石鬼神様

2016.12.04.Sun.16:18

母の話。あまりくわしくは書けません。ご了承下さい。名前も仮名です。

母は幼少の頃は徳島の山奥の村に住んでました。

その日は親戚が集まり大事な話があったみたいだったので、母と兄は隣の部屋に先に寝かされました。

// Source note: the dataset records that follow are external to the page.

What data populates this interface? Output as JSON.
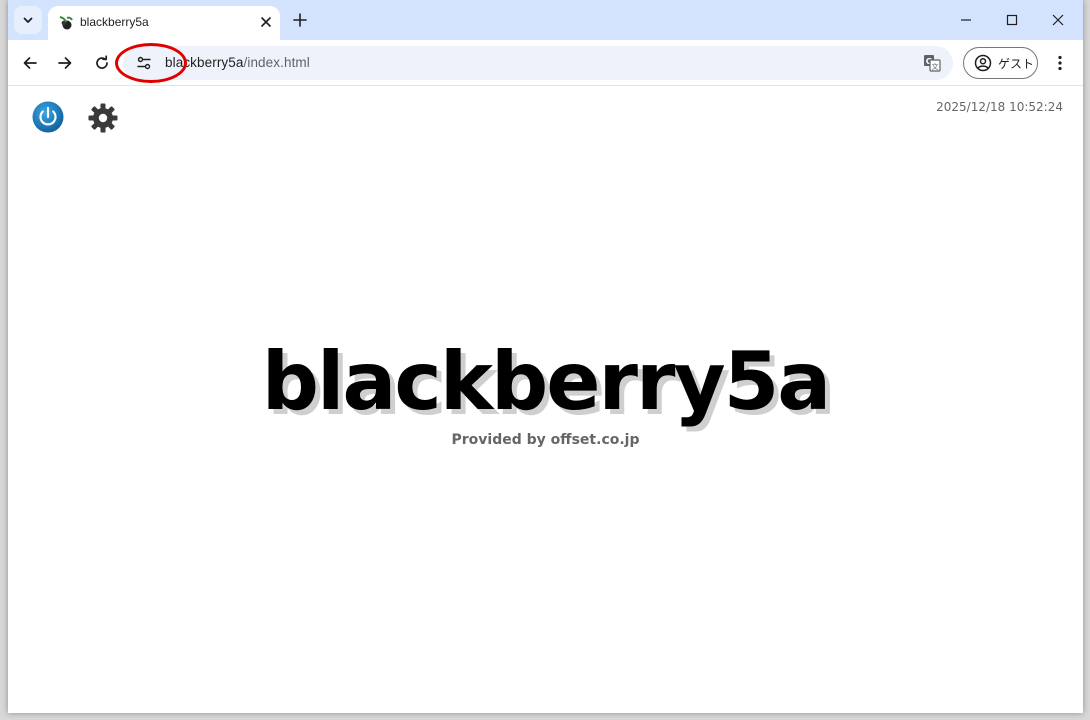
{
  "browser": {
    "tab_title": "blackberry5a",
    "url_host": "blackberry5a",
    "url_path": "/index.html",
    "profile_label": "ゲスト"
  },
  "page": {
    "datetime": "2025/12/18 10:52:24",
    "title": "blackberry5a",
    "subtitle": "Provided by offset.co.jp"
  },
  "icons": {
    "tab_search": "chevron-down-icon",
    "favicon": "blackberry-icon",
    "tab_close": "close-icon",
    "new_tab": "plus-icon",
    "back": "arrow-left-icon",
    "forward": "arrow-right-icon",
    "reload": "reload-icon",
    "site_info": "tune-icon",
    "translate": "translate-icon",
    "profile": "person-circle-icon",
    "menu": "more-vertical-icon",
    "power": "power-icon",
    "settings": "gear-icon"
  },
  "colors": {
    "tabstrip": "#d3e3fd",
    "power_button": "#1a7fc1",
    "annotation": "#e00000"
  }
}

しかし、隣が気になり寝付けずにいると、隣から祖父の声が聞こえてきました。

「洋子(母の名前)はまだ若いから、石鬼神(イオキ)様のご機嫌がとれんやろ。今やったら晴海(母のいとこ)やで」

母は意味が全く分からなかったのですが、助かったと思ったそうです。

次の日、晴海の両親は目を赤く腫らして、帰っていったそうです。

1週間後、晴海が山に行って亡くなったと連絡がありました。

その連絡を聞いた母の両親は、ヒソヒソ話したかと思うと、祖父の部屋に行ったそうです。

晴海の葬式はヒッソリと行われましたが、

棺桶を担いだ母の兄は、今でも「軽い棺桶やった。誰も入ってなかったんやろか」と言ってます。

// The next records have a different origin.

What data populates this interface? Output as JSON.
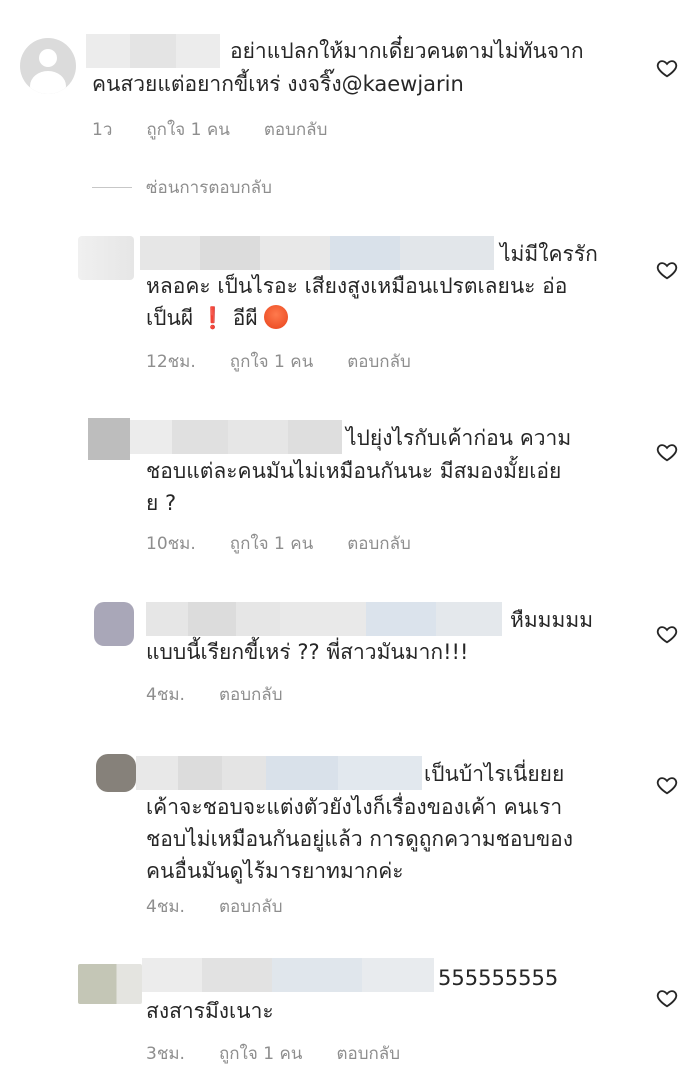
{
  "comments": [
    {
      "lines": [
        "อย่าแปลกให้มากเดี๋ยวคนตามไม่ทันจาก",
        "คนสวยแต่อยากขี้เหร่ งงจริ๊ง@kaewjarin"
      ],
      "time": "1ว",
      "likes": "ถูกใจ 1 คน",
      "reply": "ตอบกลับ"
    },
    {
      "lines": [
        "ไม่มีใครรัก",
        "หลอคะ เป็นไรอะ เสียงสูงเหมือนเปรตเลยนะ อ่อ",
        "เป็นผี",
        "อีผี"
      ],
      "time": "12ชม.",
      "likes": "ถูกใจ 1 คน",
      "reply": "ตอบกลับ"
    },
    {
      "lines": [
        "ไปยุ่งไรกับเค้าก่อน ความ",
        "ชอบแต่ละคนมันไม่เหมือนกันนะ มีสมองมั้ยเอ่ย",
        "ย ?"
      ],
      "time": "10ชม.",
      "likes": "ถูกใจ 1 คน",
      "reply": "ตอบกลับ"
    },
    {
      "lines": [
        "หืมมมมม",
        "แบบนี้เรียกขี้เหร่ ?? พี่สาวมันมาก!!!"
      ],
      "time": "4ชม.",
      "reply": "ตอบกลับ"
    },
    {
      "lines": [
        "เป็นบ้าไรเนี่ยยย",
        "เค้าจะชอบจะแต่งตัวยังไงก็เรื่องของเค้า คนเรา",
        "ชอบไม่เหมือนกันอยู่แล้ว การดูถูกความชอบของ",
        "คนอื่นมันดูไร้มารยาทมากค่ะ"
      ],
      "time": "4ชม.",
      "reply": "ตอบกลับ"
    },
    {
      "lines": [
        "555555555",
        "สงสารมึงเนาะ"
      ],
      "time": "3ชม.",
      "likes": "ถูกใจ 1 คน",
      "reply": "ตอบกลับ"
    }
  ],
  "hide_replies": "ซ่อนการตอบกลับ",
  "icons": {
    "heart": "heart-outline-icon",
    "emoji": "angry-face-emoji",
    "exclaim": "red-exclamation-mark"
  },
  "colors": {
    "text": "#262626",
    "meta": "#8e8e8e",
    "blur_light": "#ececec",
    "blur_mid": "#dcdcdc",
    "blur_blue": "#d9e1ea"
  }
}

その後、母は兄と両親だけで村から出ました。完全に夜逃げ状態だったらしいです。

母はそのことを今でも思い出すそうです。

「私等が逃げた後、他の親戚が血眼になって山狩りをしててな~

 とうとう私等は行くとこがなくなって、山小屋に逃げたんよ。

 ほな、そこに叔父さん(晴海の父)が、松明を持ってやってきたんや。

 けどその叔父は私等を見て、『はよ逃げ!』と言ってくれたんや。

 両親は何回も叔父に頭下げながら、私を担いで逃げたんや」

私が20歳を過ぎたときに、母はこの話をしてくれました。

村で何があったかもおぼろげながら話してくれたましたが、他には漏らしたらアカンと言われました。

この話が広まると、私達がここにおるのがばれるからなって・・・。

現在、私の家庭はとても明るく元気です。

しかし、両親にこんな過去があったとわかってから、二人は無理して明るくふるまってのかなと思います。